I know Amazon does sync 'other content' -- for example if I send something via Send to Kindle or by emailing and it's archived at Amazon. I've had bookmark points saved, I know. I pretty much don't take notes, though, on the Kindle, so have no idea if those would be saved on a non-Amazon purchased document. I think _so_ but I'm not sure as I've never tried it.


----------



## Alchemy (Jan 31, 2011)

Thanks you very much for your reply, Ann. Unfortunately I am unable to find the notes/clippings with Kindle for PC, even after syncing within the program and the Kindle itself.


----------



## Ann in Arlington (Oct 27, 2008)

Hmmmm. . . .well, maybe someone whose taken some notes or clipped something will be able to help. . . . . I assume they're there; the question is whether/how they're accessible. . . . . .I'll do some experimenting too, if I have time.  I don't use the K4PC often enough to be sure of all the controls.


----------



## Yoji Biomehanika (Aug 8, 2012)

Not sure, maybe this will help you http://www.claybavor.com/clipper/index.php It displays all the content of myclippings file, whether it's bought from Amazon or sent using other means.


----------



## Alchemy (Jan 31, 2011)

Thanks Yoji, but that still requires plugging in the Kindle. I am hoping I can access the clippings.txt wirelessly.


----------



## SusanCassidy (Nov 9, 2008)

You can't.


----------



## Ann in Arlington (Oct 27, 2008)

Yes. You can.  I just did it.

It's a bit cumbersome, but it works:


After you take a note in a book on the Kindle, do a 'sync and check'.

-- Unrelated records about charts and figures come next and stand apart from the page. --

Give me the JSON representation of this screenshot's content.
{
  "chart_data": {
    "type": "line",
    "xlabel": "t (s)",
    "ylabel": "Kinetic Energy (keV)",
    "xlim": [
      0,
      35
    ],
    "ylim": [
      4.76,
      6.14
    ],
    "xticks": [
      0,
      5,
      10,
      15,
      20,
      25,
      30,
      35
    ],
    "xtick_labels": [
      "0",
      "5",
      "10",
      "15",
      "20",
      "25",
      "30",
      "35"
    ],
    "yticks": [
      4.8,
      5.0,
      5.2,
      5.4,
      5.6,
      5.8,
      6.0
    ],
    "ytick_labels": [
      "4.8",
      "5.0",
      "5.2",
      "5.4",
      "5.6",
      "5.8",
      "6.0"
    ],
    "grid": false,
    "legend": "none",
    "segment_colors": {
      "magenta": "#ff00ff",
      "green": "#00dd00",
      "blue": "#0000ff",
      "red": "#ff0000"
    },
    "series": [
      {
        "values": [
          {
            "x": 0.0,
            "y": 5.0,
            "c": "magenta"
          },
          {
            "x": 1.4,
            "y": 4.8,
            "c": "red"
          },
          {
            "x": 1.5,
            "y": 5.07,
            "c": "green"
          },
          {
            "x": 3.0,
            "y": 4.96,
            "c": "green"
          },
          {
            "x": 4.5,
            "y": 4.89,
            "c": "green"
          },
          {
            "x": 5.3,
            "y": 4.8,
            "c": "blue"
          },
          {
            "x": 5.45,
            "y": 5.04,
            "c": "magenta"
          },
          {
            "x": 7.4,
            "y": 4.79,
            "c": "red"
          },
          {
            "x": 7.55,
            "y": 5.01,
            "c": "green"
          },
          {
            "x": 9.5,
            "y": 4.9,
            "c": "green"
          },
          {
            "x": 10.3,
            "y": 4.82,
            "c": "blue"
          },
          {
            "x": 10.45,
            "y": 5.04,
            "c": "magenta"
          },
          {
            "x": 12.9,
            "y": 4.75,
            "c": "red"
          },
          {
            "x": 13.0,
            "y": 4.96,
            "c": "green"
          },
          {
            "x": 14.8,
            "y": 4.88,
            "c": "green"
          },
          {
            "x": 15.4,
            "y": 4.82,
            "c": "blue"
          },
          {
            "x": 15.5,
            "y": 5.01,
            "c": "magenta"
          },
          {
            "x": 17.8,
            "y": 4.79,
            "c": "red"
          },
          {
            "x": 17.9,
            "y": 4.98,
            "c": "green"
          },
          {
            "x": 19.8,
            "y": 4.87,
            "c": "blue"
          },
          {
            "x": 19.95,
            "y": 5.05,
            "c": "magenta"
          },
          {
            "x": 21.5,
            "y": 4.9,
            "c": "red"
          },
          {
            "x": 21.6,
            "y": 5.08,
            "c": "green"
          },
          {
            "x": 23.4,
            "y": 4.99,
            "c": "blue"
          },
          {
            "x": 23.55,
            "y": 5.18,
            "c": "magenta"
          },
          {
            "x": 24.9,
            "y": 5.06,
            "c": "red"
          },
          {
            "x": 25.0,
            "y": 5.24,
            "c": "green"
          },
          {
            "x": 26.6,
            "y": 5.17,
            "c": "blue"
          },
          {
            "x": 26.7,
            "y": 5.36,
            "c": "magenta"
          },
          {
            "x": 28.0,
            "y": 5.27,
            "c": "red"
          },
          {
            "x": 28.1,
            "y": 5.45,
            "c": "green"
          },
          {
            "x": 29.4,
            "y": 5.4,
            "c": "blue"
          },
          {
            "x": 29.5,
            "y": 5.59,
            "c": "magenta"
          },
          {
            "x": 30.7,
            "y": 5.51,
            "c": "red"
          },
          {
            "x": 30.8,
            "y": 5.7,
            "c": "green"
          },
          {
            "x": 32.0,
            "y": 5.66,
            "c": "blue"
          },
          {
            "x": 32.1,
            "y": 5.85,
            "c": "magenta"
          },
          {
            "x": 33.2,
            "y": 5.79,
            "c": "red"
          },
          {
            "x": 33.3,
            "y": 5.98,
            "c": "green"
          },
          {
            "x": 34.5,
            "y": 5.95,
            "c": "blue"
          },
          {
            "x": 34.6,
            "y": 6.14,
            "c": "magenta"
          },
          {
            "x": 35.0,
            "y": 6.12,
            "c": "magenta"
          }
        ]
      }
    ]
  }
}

Then open K4PC.  Open the same book and there will be a small icon on the left like a page with a bookmark on it.  That's your note.  (You may need to do a sync to make sure it picked up what you just did on the kindle itself.)

When you click that, it will take you to where the note is in the book.  Click the symbol there and your note will display.

You can do a copy on that text and paste it into whatever program you want on your computer.  Of course, it won't have any particular formatting, but it will at least have the words.

I used a book that I'd gotten from Amazon. . . .I do not know if the same process would work on a personal document that you'd sent and was archived at Amazon.  I suspect so, but can't be sure.  Unless it's a PDF; they work differently.


----------



## Alchemy (Jan 31, 2011)

Thanks for trying to help Ann. I tried that method and couldn't get it to work for Amazon books. Also the titles that are not from Amazon don't seem to show up in Kindle for PC.


----------



## Ann in Arlington (Oct 27, 2008)

Not sure why copying isn't working for you but, yes, it's true that personal documents don't show up in Kindle for PC or Mac at all. . . .but, on the other hand, you should have any number of other programs that will open them. . . . . . .


----------